Malaysian photographer Catherhea “Cat” Teo’s latest photoshoot is here to shatter beauty and cultural standards. It features nine gorgeous, unedited plus-sized Asian models sporting a variety of plus-sized swimwear. Not only does this photoshoot tackle society’s unhealthy obsession with body image, but it also caters to an audience that is least represented by the plus-size industry: Asians. Society has ingrained the idea of the “perfect” body in the minds of women—particularly Asians—for centuries, and it is now time for change.
For Teo, this project started off as a way for her to spite fatphobic individuals in her life, but as she was carrying out the shoot, it morphed into a more meaningful and purposeful endeavor. Now, “[Teo] just wants big girls to be able to look at themselves with love. Because sometimes you just want to feel enough, in however your body looks right now.”
Even though Asian representation in Hollywood is at an all time high, not all Asians benefit from this trend. Colorism still impacts darker-skinned Asians to the point where 40% of Southeast Asian women admit to using skin-whitening creams. Teo’s photoshoot features a diverse range of skin colors as an added layer of representation.
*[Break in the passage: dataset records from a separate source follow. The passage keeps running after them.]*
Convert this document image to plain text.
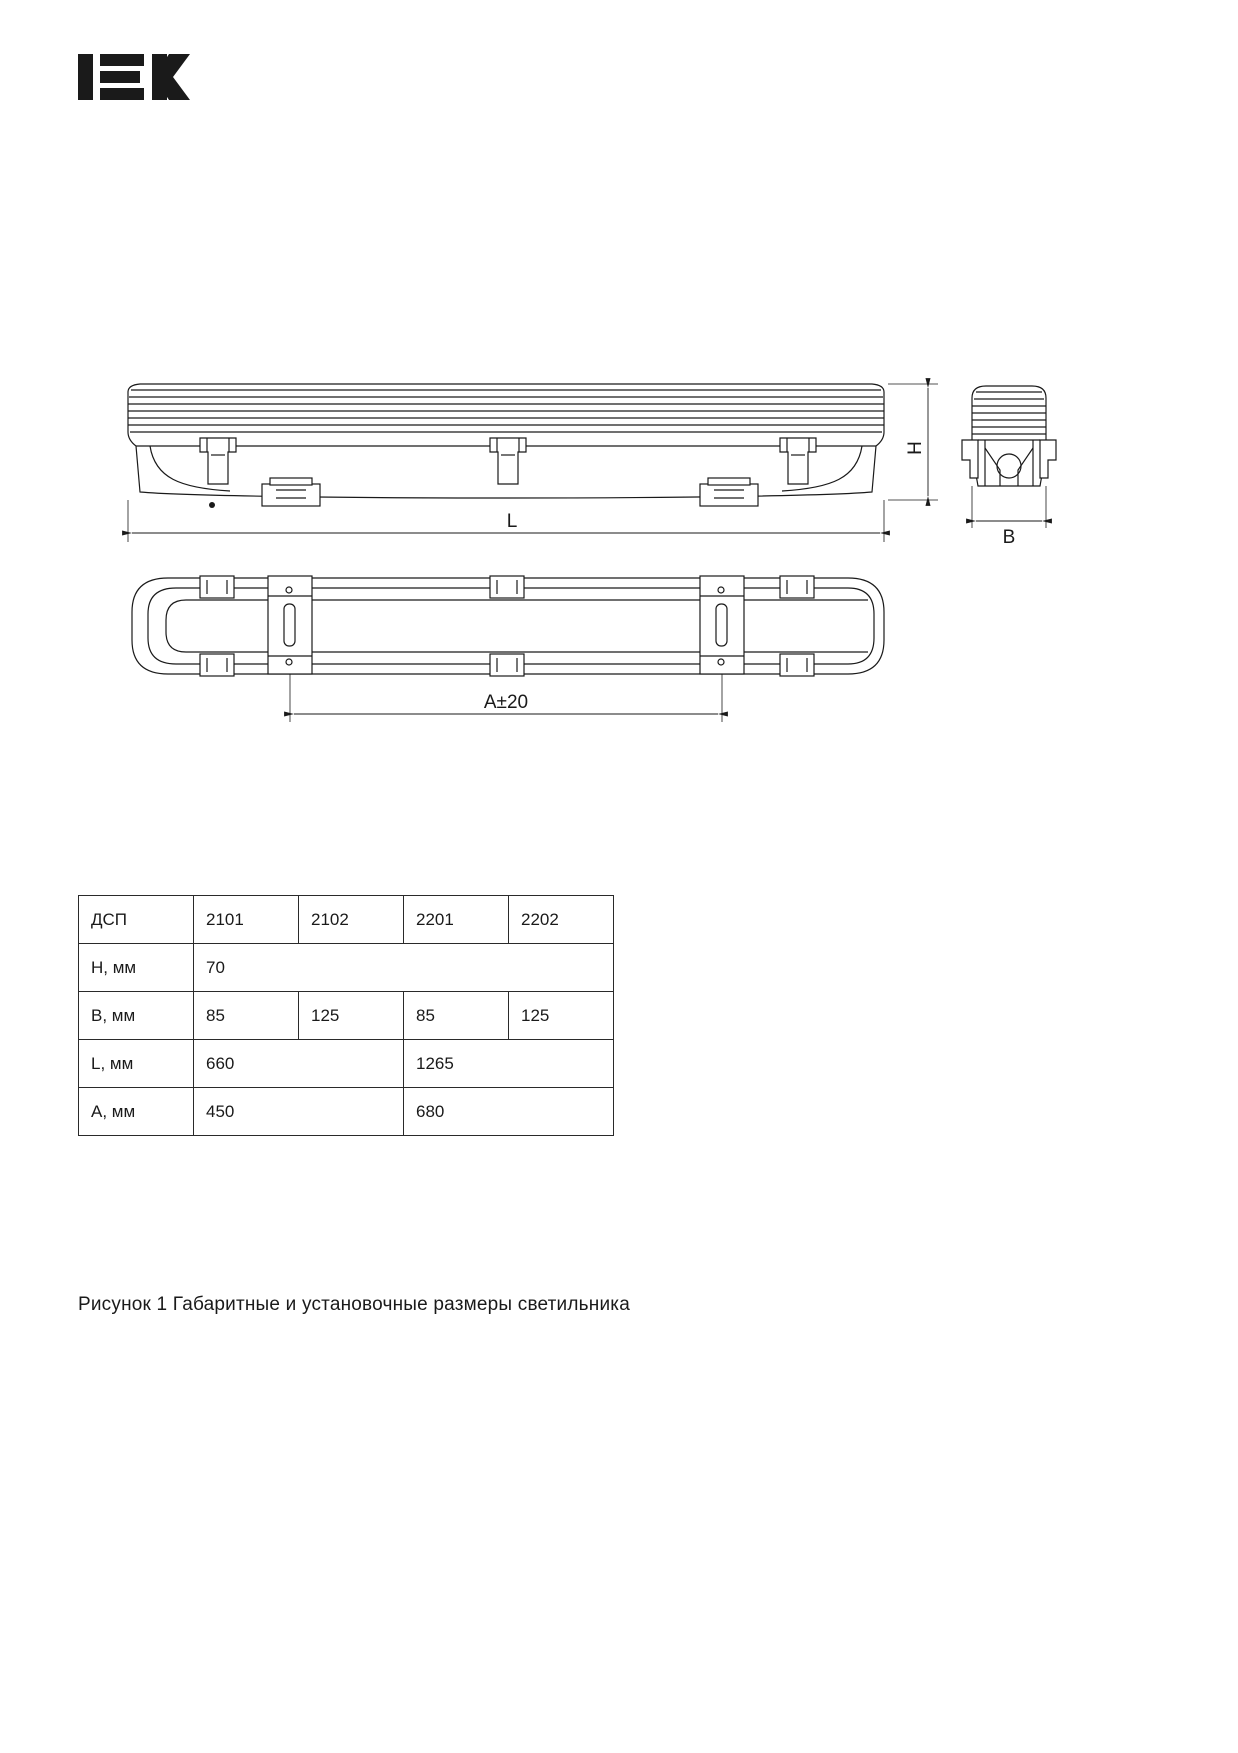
H
L
B
A±20
ДСП	2101	2102	2201	2202
H, мм	70			
B, мм	85	125	85	125
L, мм	660		1265	
A, мм	450		680	
Рисунок 1 Габаритные и установочные размеры светильника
An ideal society would respect all, regardless of physical appearance. An ideal society would be one that does not treat another human differently based on their facial features, how much melanin they produce, or how fast or slow their metabolism is. An ideal society is difficult to achieve, but that should not prevent us from standing up to the blatant fatphobia and colorism that plagues our current image of beauty.